|Nicholas Bamber, Head of Private Placements|
Nicholas Bamber, Head of Private Placements at RBS, explains why business is flourishing in the private bond market and suggests that the market could grow significantly from its current size, as more companies switch on to its charms.
Last year was the busiest year in the private placement sector since 2003, with USD45.7 billion of private bonds placed. This year, as the tough economic environment cuts traditional forms of funding for corporates, this could rise to USD50 billion. We are seeing evidence of significant demand building from companies looking to access this money by issuing private bonds, particularly from Europe. Almost USD18 billion was invested in European corporates last year, well ahead of the same point in 2010. Almost USD8 billion has already been raised by European corporates in 2012.
The private placement market is established as a route for unrated and rated companies to raise money, but many European corporates remain ignorant of the markets potential. On top of real investor demand, it offers issuers competitive pricing and greater control over the structure of the finance provided.
More than 90 per cent of investment in private placements comes from the big US pension funds and life insurance houses, such as AIG, Metlife or North Western Mutual. They are attracted to the opportunity to benefit from the profitability of well run companies at a time when yields elsewhere are low. Other investors include UK insurers Aviva and Prudential, which controls assets of approximately GBP200 billion via its M&G fund management business.
Because these investors have their own specialist credit teams, they can individually analyse the credit risk of companies and are not tied to the opinion of rating agencies. The vast majority of private bonds sold are implied investment grade, the equivalent to an investment grade bond in the public markets. They are split into two designations called NAIC-1 (equivalent to A- or better) and NAIC-2 (equivalent to BBB+ to BBB-). These bonds can offer a comparable return to similarly rated public bonds, leading to attractive yields in the context of the current low yield environment.
Following the credit crunch of Q4 2008 the credit spreads on implied BBB bonds have come down from a worst point of 500bps over Treasuries in early 2009, when investors were reticent to invest in anything but the most attractive issuers, to around 200bps over Treasuries, as strongly increased demand has narrowed spreads. Added to this, US 10-year Treasuries have plummeted to below2 per cent, down from 3.5 per cent in early 2011, as they become the global safe haven asset of choice.
The combined effect of tighter spreads and lower Treasury yields has significantly reduced the cost of private placement funding for businesses. Average annual coupons payable have more than halved from above 8.5 per cent on NAIC-2 (BBB) bonds in 2008, to around 4 per cent at present. Working with a specialist agent such as RBS can help corporates to keep coupons down, as they can sell the credit story and create competitive tension in the orderbook by working with multiple potential lenders.
Added to this, cross currency swaps needed to convert dollars back into euros or sterling are consistently available from banks to ensure borrowers have the right financial liability.
The opportunity for corporates to lock in long-term funding is also attractive.
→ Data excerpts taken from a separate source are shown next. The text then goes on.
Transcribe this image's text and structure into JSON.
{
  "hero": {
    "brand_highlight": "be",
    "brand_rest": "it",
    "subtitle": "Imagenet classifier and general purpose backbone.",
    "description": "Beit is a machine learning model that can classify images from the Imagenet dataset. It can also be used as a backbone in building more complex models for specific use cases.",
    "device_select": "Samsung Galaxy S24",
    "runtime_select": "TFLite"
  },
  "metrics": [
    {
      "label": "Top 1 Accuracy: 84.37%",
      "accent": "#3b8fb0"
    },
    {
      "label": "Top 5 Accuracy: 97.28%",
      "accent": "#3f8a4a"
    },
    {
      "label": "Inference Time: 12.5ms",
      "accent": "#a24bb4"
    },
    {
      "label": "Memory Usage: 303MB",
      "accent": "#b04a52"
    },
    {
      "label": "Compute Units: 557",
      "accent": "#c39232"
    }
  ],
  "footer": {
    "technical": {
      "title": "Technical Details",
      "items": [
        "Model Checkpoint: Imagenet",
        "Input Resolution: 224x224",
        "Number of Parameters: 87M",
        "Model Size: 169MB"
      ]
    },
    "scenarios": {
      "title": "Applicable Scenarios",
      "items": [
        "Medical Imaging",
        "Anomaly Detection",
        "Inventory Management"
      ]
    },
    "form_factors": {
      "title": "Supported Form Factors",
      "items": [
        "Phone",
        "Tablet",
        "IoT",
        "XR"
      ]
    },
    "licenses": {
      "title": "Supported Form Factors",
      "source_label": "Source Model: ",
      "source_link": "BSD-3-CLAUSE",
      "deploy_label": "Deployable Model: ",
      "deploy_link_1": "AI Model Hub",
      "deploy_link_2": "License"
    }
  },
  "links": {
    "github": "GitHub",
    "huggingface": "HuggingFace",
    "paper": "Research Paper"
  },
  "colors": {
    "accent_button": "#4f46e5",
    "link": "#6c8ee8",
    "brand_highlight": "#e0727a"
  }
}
The average length of private bonds is between seven and 12 years, longer than many banks will commit loans for. In addition, bonds can be issued in multiple tranches, reducing refinancing risk, since the debt matures at different times.
In Europe, where mid-sized firms without access to public capital markets have historically relied on banks to meet their funding needs, this combination of reasonably priced, long-term debt is alluring. At the same time that companies want to lock in funding, banks are shoring up their balance sheets with extra capital, in anticipation of impending regulation such as Basel III, and are not lending to the same extent.
RBS expects the supply / demand gap for private placements to continue despite more European corporates becoming aware of the advantages of the market.
Many large firms, that usually raise their money in the public debt markets, are also turning to private placements as the volatility of unsecured credit markets increases its attractiveness.
The private placement market is generally counter-cyclical since it is insulated from market vagaries and relies on a small base of big, stable, liquid investors. As we have noted, it is beginning to take off as it picks up the slack in bank lending and enables corporates to create a much more balanced capital structure at a historically low cost.